Subpoenas are generally issued when one party fails to provide all of the necessary documents to the court.  Subpoenas are often issued to banks or superannuation funds for purposes of seeking production of financial material related to the other party. In parenting matters, an Independent Children’s Lawyer, a lawyer who acts for the children in parenting matters, will often issue subpoenas. This may be to the children’s schools and doctor if health issues have been raised. They may also issue a subpoena to either parent’s doctor, if necessary.

Filing for a Subpoena

In some proceedings, you must seek the court’s approval before issuing a subpoena. This is especially relevant when there are court orders in place or there are less than seven days before a hearing commences. In the Federal Circuit Court, there is a capping of no more than five subpoenas to be issued by each party, unless permission is granted by the Court. There is no restrictions imposed in the Family Court for subpoenas.

If you gain the court’s approval, the filing of the subpoena can proceed as normal. The original subpoena must be filed at the Federal Circuit Court or Family Court registry (depending which jurisdiction the matter is in). You must also file enough copies for one to be served on each party in the proceeding as well as the person or organisation being asked to produce material.

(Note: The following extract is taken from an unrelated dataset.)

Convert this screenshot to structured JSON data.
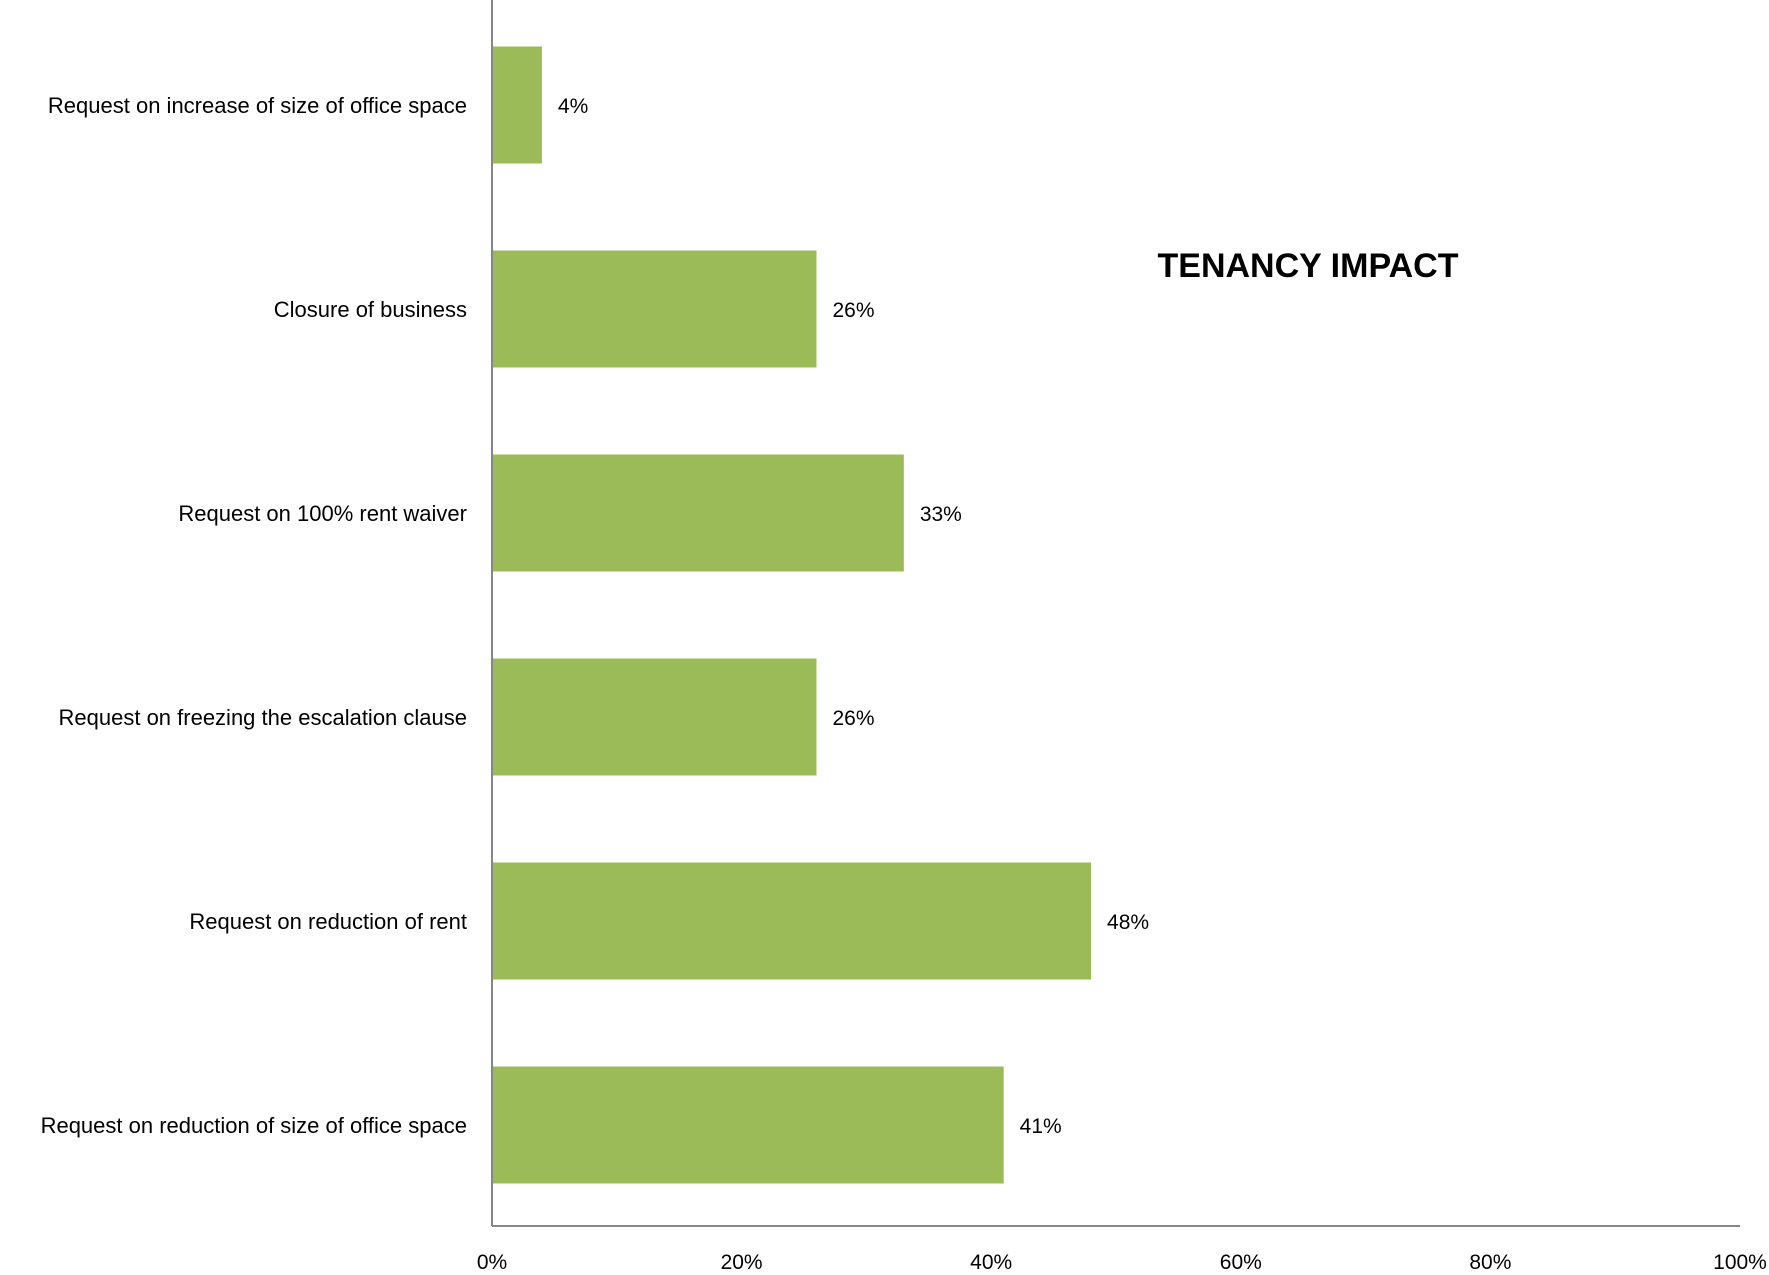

Importantly, the court can refuse the issuance of a subpoena if it finds that the subpoena amounts to a ‘fishing expedition’. That is, the deliberate attempt by one party to search or investigate with the hope of discovering information on the other party. Therefore it is important that when issuing subpoenas in family law, one must ensure that they are seeking information or documentation relevant to the current court proceedings.

Filing fee

A subpoena will incur a filing fee of $55.00 per subpoena.

Serving a Subpoena

Once the subpoena has been filed, it must be personally delivered (served by hand) to the person it is addressed to.

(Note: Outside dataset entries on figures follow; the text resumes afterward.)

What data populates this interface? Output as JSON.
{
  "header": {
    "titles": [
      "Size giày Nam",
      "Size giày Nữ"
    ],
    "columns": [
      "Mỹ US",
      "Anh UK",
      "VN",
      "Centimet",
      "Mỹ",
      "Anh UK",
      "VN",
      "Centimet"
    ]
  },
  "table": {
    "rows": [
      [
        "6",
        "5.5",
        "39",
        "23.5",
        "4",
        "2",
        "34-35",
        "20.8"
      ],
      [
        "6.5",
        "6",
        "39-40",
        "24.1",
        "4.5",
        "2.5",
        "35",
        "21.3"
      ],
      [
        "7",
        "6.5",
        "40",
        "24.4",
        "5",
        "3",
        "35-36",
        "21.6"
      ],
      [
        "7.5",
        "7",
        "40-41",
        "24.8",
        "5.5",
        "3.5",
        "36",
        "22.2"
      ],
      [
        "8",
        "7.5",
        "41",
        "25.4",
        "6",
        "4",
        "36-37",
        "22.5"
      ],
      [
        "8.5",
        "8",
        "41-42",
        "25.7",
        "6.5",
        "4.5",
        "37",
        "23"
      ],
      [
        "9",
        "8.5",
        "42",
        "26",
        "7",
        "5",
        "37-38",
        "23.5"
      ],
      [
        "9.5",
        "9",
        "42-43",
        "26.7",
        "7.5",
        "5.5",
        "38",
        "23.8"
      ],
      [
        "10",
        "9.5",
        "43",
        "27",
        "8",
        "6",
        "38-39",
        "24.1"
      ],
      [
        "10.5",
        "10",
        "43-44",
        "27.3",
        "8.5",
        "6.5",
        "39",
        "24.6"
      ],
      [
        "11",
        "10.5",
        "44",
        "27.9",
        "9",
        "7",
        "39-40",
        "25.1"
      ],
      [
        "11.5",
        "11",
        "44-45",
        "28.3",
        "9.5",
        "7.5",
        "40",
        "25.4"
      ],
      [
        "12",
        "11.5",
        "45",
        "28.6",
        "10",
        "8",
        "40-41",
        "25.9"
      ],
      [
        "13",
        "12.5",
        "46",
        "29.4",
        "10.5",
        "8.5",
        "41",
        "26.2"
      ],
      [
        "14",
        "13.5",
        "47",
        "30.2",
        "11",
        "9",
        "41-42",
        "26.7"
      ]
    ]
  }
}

If you are serving a subpoena to a bank or financial institution, a small amount of money must be provided to the subpoenaed party. This is known as ‘conduct money’ for the production of documents. Some banks will charge a set amount, so it is important to find out what the production of documents may cost where possible. You also need to provide a copy of the court’s brochure with the subpoena.

Objecting to a Subpoena

A party is entitled to raise an objection to the issuance of a subpoena. A number of objections which can be raised involve:

  • The documents requested are irrelevant
  • The documents are privileged
  • The terms of the subpoena are vague or non-specific
  • Insufficient time given to comply with the subpoena
  • Subpoena issued without a ‘legitimate forensic purpose’
  • Insufficient conduct money

In order to do so, you have to file a Notice of Objection and the matter will subsequently be listed before the court for determination.